'Biggest Loser' Lessons: Why The Body Makes It Hard To Keep Pounds Off
NBC's reality show The Biggest Loser turns dieting into a grueling training regime fit for gladiators. The victor this past season was Roberto Hernandez. He dropped a whopping 160 pounds to reach a body weight of 188 pounds.
But once the lights, cameras, nutritionists and trainers go away, the contestants must find a way to keep the pounds off. New research into the lives of past contestants found many regain much of the weight they lost in the show — sometimes 100 pounds or more — because their biology works against them. The research appears in Monday's issue of the journal Obesity.
For more on the significance of the findings, All Things Consideredhost Audie Cornish spoke with Dr. Donna Ryan, an obesity researcher and clinician at the Pennington Biomedical Research Center in Baton Rouge, La.

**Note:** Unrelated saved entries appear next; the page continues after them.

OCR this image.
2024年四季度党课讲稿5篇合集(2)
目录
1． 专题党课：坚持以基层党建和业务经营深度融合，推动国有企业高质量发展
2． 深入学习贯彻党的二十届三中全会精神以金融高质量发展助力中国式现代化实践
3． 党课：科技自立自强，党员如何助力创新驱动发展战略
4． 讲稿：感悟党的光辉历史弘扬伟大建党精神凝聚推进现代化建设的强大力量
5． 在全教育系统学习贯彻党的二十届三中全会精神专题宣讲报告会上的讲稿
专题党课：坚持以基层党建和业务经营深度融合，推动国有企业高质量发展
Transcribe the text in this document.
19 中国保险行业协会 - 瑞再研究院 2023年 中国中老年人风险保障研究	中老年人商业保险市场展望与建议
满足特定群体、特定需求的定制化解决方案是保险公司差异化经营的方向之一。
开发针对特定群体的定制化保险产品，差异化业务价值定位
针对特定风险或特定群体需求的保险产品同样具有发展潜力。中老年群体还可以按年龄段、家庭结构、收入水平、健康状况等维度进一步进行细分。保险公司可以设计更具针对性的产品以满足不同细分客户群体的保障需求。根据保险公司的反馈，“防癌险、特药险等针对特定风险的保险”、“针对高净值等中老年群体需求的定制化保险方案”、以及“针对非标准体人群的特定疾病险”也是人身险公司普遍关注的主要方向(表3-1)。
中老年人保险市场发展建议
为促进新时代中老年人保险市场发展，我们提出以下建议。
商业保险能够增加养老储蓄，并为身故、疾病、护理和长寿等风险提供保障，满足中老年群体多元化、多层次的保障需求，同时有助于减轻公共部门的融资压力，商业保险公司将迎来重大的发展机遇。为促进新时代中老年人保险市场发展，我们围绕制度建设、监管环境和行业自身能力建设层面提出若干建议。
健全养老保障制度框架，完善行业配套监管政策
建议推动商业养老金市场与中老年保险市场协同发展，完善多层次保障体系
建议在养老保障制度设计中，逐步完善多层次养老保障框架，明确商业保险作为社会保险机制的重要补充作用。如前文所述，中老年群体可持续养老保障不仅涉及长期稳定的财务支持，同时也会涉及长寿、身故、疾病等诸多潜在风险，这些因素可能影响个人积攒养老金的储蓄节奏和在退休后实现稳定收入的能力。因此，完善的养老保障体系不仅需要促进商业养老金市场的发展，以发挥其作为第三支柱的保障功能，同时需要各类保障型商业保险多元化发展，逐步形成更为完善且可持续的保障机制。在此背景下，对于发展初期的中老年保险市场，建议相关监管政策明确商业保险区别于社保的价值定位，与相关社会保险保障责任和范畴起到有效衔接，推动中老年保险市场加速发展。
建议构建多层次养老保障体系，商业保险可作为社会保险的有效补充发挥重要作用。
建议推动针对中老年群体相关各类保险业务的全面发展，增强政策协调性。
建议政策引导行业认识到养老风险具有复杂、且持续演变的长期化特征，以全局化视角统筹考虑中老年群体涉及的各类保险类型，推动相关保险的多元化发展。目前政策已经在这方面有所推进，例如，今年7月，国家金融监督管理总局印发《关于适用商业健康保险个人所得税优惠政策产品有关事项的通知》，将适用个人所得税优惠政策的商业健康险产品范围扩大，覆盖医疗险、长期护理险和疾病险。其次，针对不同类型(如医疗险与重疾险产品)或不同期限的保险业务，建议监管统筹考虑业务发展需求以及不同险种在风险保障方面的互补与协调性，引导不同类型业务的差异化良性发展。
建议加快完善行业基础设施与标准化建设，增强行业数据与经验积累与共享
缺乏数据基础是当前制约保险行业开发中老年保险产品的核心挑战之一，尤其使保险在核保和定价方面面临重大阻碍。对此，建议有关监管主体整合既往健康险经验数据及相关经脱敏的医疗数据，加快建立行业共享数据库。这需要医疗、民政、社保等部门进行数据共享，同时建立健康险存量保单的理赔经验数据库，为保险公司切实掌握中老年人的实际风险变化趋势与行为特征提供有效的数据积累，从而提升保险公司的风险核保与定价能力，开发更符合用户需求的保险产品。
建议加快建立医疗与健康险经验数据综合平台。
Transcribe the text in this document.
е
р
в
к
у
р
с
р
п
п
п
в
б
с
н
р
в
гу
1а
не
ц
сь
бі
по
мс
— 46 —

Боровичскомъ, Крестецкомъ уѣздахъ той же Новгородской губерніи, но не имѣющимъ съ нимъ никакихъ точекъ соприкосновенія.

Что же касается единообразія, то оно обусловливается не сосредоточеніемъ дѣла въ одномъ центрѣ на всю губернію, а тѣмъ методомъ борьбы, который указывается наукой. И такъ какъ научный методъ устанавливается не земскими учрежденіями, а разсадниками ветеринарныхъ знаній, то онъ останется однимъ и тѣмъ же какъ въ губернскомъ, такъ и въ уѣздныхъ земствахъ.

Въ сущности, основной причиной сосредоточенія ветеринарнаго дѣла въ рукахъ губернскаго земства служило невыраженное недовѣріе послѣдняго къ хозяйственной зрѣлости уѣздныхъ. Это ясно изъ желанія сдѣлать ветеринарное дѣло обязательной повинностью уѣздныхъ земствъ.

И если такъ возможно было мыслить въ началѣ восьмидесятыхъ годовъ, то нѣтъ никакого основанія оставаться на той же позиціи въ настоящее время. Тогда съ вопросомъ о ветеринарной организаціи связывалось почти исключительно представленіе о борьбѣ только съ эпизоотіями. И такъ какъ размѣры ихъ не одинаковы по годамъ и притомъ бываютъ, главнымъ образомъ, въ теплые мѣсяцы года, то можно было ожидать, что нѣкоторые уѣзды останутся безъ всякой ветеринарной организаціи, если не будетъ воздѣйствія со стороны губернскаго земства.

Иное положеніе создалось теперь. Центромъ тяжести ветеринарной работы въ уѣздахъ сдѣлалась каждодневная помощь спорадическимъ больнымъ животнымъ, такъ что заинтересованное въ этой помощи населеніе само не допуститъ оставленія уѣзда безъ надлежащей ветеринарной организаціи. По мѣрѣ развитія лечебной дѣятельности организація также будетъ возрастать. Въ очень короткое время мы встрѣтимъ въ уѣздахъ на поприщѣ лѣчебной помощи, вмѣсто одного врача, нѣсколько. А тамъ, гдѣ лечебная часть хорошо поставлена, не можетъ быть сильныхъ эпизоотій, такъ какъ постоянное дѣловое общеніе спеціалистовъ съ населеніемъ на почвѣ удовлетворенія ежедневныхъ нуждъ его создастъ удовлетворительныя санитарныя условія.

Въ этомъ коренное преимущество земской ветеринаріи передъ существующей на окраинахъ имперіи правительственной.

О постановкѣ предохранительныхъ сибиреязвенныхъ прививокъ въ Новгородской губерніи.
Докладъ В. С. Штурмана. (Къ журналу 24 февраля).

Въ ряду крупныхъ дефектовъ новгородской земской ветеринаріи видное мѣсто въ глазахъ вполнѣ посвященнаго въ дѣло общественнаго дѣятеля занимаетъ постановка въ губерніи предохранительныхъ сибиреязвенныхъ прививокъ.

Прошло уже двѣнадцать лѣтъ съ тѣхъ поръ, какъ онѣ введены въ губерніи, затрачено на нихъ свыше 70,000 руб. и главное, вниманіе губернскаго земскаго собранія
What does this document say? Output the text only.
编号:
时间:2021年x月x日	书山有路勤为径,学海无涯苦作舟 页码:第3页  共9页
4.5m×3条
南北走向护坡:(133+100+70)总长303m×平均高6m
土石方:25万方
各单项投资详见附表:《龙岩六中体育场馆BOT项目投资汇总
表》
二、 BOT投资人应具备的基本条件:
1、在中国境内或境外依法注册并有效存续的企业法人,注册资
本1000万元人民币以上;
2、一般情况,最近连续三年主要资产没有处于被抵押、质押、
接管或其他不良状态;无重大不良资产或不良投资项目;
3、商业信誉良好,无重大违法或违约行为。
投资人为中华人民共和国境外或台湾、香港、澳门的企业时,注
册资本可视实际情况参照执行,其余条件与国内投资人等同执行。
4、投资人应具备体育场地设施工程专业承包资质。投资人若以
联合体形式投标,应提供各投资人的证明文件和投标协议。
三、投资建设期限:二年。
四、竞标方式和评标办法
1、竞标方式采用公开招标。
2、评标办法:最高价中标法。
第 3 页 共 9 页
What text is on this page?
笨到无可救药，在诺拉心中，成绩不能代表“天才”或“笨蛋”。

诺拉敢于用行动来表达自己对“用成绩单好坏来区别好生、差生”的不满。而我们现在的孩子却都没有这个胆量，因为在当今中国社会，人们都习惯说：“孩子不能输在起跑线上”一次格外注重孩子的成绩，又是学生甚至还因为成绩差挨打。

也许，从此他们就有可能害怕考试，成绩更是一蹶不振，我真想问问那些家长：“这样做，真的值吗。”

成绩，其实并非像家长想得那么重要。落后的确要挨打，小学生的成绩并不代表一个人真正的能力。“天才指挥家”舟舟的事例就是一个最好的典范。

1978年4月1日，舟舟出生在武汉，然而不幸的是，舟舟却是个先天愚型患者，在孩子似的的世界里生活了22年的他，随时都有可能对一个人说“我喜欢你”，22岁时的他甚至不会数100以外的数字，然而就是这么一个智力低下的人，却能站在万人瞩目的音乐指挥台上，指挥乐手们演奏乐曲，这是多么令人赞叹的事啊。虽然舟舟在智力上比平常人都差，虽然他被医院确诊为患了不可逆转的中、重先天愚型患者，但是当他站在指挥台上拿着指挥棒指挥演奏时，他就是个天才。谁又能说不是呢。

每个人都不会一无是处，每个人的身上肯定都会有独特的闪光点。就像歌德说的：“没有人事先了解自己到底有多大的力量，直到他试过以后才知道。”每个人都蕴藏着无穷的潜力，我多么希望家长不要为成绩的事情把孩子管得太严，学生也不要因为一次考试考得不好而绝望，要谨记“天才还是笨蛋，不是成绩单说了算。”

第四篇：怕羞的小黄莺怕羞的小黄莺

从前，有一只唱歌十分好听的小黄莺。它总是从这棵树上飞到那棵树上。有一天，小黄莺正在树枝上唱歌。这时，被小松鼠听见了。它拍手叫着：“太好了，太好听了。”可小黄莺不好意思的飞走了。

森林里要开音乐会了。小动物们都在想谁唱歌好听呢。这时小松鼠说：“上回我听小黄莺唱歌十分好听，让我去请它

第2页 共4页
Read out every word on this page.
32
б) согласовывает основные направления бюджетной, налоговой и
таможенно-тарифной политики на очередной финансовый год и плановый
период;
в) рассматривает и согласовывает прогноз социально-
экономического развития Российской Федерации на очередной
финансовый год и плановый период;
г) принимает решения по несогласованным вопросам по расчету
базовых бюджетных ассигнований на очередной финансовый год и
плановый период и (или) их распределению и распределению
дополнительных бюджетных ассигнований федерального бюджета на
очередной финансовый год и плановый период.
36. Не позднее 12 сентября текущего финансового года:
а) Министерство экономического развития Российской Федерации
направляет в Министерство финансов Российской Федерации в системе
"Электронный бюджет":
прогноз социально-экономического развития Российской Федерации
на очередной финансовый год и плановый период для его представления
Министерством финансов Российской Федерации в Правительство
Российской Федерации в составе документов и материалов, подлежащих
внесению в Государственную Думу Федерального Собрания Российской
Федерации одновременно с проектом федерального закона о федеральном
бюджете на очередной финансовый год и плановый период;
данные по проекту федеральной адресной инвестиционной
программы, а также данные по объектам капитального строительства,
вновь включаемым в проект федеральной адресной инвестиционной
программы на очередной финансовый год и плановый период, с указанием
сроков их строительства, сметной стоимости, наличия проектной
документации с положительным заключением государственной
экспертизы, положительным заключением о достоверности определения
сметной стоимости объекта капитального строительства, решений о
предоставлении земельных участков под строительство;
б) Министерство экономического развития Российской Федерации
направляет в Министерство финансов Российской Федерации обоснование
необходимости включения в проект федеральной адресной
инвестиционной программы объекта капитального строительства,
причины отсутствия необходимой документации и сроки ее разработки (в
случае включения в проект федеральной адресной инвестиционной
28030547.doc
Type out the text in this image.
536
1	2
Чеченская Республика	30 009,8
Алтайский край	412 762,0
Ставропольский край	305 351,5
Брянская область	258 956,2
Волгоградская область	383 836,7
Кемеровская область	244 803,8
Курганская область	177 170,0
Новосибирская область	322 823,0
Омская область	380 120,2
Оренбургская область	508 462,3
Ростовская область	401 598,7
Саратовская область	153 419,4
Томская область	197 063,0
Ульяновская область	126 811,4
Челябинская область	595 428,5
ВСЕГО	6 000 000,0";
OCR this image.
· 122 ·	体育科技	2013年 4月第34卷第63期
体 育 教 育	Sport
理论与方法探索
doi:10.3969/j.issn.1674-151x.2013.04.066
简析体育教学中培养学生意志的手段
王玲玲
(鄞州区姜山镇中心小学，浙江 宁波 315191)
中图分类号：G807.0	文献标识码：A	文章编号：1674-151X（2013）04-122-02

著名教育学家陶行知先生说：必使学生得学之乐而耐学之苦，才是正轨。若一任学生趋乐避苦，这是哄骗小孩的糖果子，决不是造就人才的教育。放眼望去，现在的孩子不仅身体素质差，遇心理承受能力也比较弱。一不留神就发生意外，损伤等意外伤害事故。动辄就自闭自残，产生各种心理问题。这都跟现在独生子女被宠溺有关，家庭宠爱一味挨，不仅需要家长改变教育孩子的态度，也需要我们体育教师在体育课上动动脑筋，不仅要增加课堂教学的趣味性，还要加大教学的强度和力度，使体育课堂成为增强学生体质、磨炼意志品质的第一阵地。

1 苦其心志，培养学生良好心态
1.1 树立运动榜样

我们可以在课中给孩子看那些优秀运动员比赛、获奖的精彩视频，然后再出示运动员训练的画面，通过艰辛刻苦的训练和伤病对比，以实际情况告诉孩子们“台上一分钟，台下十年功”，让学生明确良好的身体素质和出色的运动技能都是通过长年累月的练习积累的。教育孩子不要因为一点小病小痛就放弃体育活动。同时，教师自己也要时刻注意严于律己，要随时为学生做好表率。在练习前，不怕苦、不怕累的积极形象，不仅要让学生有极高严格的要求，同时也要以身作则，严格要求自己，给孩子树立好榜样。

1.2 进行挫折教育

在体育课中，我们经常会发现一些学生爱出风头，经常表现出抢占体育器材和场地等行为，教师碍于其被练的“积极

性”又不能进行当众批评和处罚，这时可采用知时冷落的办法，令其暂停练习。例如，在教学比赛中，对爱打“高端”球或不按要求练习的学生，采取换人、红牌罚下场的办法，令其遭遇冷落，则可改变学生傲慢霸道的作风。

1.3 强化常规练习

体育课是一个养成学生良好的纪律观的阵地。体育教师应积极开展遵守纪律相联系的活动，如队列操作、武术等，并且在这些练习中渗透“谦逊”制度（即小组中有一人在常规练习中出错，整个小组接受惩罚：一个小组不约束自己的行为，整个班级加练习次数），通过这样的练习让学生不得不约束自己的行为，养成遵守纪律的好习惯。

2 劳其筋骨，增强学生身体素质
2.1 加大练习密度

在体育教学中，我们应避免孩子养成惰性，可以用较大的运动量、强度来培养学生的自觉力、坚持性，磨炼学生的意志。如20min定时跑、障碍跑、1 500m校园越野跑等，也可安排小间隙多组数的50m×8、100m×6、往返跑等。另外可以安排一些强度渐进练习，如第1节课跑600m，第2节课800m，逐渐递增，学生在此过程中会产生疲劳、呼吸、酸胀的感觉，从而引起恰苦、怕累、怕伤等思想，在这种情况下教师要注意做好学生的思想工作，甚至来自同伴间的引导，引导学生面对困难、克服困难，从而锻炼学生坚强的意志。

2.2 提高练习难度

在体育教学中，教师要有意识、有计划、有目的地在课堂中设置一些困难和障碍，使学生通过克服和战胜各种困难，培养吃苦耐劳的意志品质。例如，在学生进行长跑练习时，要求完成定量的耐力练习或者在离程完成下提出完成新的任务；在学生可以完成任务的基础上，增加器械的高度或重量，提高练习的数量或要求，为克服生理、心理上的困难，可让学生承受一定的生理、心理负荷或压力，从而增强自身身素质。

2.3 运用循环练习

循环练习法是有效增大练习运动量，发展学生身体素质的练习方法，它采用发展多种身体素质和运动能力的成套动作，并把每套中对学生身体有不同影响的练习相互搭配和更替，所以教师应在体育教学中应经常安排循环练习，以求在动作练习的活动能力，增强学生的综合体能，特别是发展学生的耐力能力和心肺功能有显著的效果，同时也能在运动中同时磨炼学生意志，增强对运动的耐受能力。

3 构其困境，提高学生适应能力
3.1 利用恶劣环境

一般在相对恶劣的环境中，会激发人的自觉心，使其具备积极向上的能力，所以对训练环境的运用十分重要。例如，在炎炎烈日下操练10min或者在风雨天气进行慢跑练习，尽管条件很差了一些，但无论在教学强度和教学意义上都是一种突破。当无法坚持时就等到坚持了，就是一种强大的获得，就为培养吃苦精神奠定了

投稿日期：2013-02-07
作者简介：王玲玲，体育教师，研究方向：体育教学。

A transcript of their conversation follows, edited for clarity.
CORNISH: We should mention that you weren't involved in doing this research, which was on the front-page of The New York Times today. [Here's the Times' story.] But I can imagine in your community, it's huge.
RYAN: Absolutely. I think the most important aspect of this research is it really reinforces how biologically determined body weight is. That it's not just a matter of willpower to produce weight loss and to keep weight off.
Let's give people some background. The study tracked contestants from 2009 — that's Season 8 of The Biggest Loser. And the researchers found that most of the 16 contestants had put back on the pounds they'd lost. This has to do with their metabolism, right?
Correct. We know that reduction in metabolic rate is a normal biologic response to weight loss. This is a disproportionate reduction of metabolic rate, and in a way it's a metabolic handicap. So that after weight loss, two people who weigh exactly the same — the one who is reduced will require less calories, less energy, to sustain that weight than a person who has never been reduced. So those Biggest Loser participants who were reduced, actually, to sustain their weight, had to eat 500 fewer calories a day than individuals of the very same weight who were never reduced.
So let's say you've lost a lot of weight, let's say you lost 100 pounds and now you're 150 pounds. Another person who is 150 pounds — they can still eat the calories they want, right? But you've got to eat less to maintain that level.
That is correct. You must eat less than a person who weighs exactly the same as you.
But you'll be hungrier, right? Because the research is also talking about another way your body fights against it.
Absolutely. All of the hormones that your body produces that regulate appetite are also altered disproportionately. So you're hungrier than that person. You're more susceptible to highly rewarding foods, to snacking.
People are going to hear this and think that, essentially, the contestants on The Biggest Loser might be worse off than they were before they lost all this weight.
Absolutely not. I think the most important thing to know about The Biggest Loser is that, in weight loss, it's not about how much weight you lose — it's about your health status. And we know that you don't need to lose dramatic amounts of weight to really get a lot of health benefit. So those people on The Biggest Loser, after six years, they were still reduced on average by about 10 percent. And that's associated with a lot of health benefits.
At the same time, I think it might be disappointing for these contestants and for other people who have had extreme weight loss. What advice do you have for them?
I think as a society we need to be more accepting of variations in body size and less accepting about the health consequences of body weight. If we can get improvements in health, that's really what weight loss is all about. I think we need to shift our focus away from how we look and our body size to how a little bit of weight loss — 5 to 10 percent — can really produce dramatic improvements in body health.